Comparative example 5

In the treatment methods of examples 1 to 3, the amounts of the drying agents were examined and adjusted to 0.08% and 1.5%, respectively, and as a result, it was found that: when the dosage of the drying assisting agent is less than 0.1%, the drying assisting effect is poor, and the time is shortened by less than 1%; when the dosage of the drying agent is increased to more than 1%, the color of the rubber is changed from yellow to black brown, and finally the rubber is black, so that the quality of the rubber is affected.

Claims (9)

1. A latex treatment method for improving the drying efficiency of low-protein natural rubber, which is characterized by comprising the following steps:

(1) Sieving fresh latex to remove impurities, stirring the obtained product uniformly, adding water to adjust the concentration of dry latex to 20-25 wt%, and then adding ammonia water to adjust the pH value to 7.0-8.5;

(2) Adding aqueous solution of protease into the product obtained in the step (1), stirring for proper time to enable the protease to fully contact with protein in latex, sequentially adding a drying aid and wood vinegar, wherein the drying aid is glucose, molasses or sorbitol, the addition amount of the drying aid is 0.1-1% of the weight of the dry glue, the addition amount of the wood vinegar is 0.1-5% of the weight of the dry glue, and uniformly stirring the obtained product and standing;

(3) After the latex is coagulated and cured, the latex is creped by a small crepe machine, then washed by clean water, and the obtained film is subjected to hot air drying treatment after hanging and dripping.

2. The method of claim 1, wherein the protease comprises papain, bromelain, or trypsin.

3. The method according to claim 1 or 2, wherein the protease is added in an amount of 0.1 to 0.2% by weight of the dry gel.

4. A method of treatment according to claim 1 or 2, wherein the drying aid is added in an amount of 0.2 to 0.6% by weight of the dry gel.

5. The method according to claim 1 or 2, wherein the pyroligneous liquor is a liquid-phase product obtained by dry distillation of a wooden material, and the pH value is not more than 3.0.

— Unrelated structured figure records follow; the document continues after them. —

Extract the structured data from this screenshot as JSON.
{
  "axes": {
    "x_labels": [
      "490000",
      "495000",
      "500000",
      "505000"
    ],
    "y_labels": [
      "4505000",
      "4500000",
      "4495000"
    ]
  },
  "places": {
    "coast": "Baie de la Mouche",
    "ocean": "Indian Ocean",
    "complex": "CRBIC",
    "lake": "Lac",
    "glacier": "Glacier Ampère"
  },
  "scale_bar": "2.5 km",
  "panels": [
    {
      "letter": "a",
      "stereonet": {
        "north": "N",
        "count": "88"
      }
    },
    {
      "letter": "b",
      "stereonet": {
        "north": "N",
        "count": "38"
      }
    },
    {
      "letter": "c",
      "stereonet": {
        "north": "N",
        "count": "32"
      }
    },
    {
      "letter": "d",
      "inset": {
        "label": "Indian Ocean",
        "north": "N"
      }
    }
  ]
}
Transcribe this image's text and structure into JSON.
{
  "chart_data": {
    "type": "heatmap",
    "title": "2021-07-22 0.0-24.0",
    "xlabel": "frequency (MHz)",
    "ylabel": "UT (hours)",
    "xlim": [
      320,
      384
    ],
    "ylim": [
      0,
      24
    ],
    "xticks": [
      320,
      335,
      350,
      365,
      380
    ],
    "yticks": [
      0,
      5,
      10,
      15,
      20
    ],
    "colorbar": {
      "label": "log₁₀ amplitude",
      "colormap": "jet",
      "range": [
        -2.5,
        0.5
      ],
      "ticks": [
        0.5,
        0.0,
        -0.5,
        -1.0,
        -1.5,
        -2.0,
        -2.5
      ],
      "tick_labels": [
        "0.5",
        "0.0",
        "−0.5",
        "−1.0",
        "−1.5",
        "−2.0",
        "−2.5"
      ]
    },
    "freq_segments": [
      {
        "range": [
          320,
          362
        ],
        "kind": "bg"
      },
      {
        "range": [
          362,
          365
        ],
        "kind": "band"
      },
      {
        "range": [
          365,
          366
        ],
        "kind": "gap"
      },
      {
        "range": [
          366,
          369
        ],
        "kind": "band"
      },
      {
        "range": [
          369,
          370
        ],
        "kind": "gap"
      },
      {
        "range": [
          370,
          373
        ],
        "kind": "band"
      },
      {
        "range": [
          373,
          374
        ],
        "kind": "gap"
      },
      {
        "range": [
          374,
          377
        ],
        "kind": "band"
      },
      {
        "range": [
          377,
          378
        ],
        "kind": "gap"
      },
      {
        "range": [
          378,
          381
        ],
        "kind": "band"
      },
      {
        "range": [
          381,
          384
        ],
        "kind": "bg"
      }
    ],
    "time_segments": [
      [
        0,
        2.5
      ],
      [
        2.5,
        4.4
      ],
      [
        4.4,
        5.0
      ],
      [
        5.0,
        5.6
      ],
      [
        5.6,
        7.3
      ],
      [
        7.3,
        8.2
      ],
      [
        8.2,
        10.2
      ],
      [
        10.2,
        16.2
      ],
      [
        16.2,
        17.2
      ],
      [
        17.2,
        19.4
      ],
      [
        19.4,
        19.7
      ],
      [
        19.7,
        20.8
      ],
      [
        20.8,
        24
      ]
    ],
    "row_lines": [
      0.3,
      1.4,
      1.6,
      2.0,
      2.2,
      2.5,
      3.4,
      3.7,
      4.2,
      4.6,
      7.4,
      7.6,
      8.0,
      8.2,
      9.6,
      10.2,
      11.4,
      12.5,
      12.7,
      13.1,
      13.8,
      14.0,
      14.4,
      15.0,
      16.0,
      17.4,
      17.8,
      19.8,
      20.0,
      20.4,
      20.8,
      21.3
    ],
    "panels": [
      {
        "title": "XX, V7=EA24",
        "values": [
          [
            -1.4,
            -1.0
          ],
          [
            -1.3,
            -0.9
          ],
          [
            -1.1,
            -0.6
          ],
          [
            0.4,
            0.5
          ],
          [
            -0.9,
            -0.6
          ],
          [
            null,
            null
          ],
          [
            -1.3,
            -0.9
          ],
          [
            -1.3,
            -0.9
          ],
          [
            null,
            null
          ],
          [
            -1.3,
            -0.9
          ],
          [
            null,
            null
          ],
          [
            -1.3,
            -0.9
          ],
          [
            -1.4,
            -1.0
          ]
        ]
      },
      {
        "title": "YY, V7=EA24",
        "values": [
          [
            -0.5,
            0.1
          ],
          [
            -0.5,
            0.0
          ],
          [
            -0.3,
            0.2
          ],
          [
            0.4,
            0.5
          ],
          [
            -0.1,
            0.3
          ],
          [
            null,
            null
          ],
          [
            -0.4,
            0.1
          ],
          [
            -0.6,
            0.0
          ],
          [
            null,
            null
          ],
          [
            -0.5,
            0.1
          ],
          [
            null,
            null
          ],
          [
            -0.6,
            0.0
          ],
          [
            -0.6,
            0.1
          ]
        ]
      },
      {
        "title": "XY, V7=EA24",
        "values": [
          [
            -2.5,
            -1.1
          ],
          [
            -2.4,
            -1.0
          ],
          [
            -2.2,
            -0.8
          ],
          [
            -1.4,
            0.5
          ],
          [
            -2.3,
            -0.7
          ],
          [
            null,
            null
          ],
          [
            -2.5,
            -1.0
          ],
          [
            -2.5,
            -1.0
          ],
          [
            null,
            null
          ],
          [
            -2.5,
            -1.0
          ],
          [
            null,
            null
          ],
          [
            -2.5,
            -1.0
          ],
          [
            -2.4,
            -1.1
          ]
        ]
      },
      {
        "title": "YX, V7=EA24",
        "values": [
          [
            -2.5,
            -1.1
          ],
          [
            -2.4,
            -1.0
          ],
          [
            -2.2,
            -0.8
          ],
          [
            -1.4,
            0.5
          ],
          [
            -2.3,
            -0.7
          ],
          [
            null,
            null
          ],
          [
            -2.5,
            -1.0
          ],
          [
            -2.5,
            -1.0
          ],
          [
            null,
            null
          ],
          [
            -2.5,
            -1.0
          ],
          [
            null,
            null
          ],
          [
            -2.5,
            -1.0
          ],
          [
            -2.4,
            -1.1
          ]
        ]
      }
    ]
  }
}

6. The method according to claim 1 or 2, wherein the wood vinegar is added in an amount of 0.5 to 1% by weight of the dry glue.

7. The process of claim 1 wherein the screening in step (1) is a 40 mesh screen.

8. The process of claim 1, wherein the agitation time in step (2) is from 6 to 180 seconds.

9. The method according to claim 1, wherein the temperature of the hot air drying treatment in the step (3) is 70 to 80 ℃.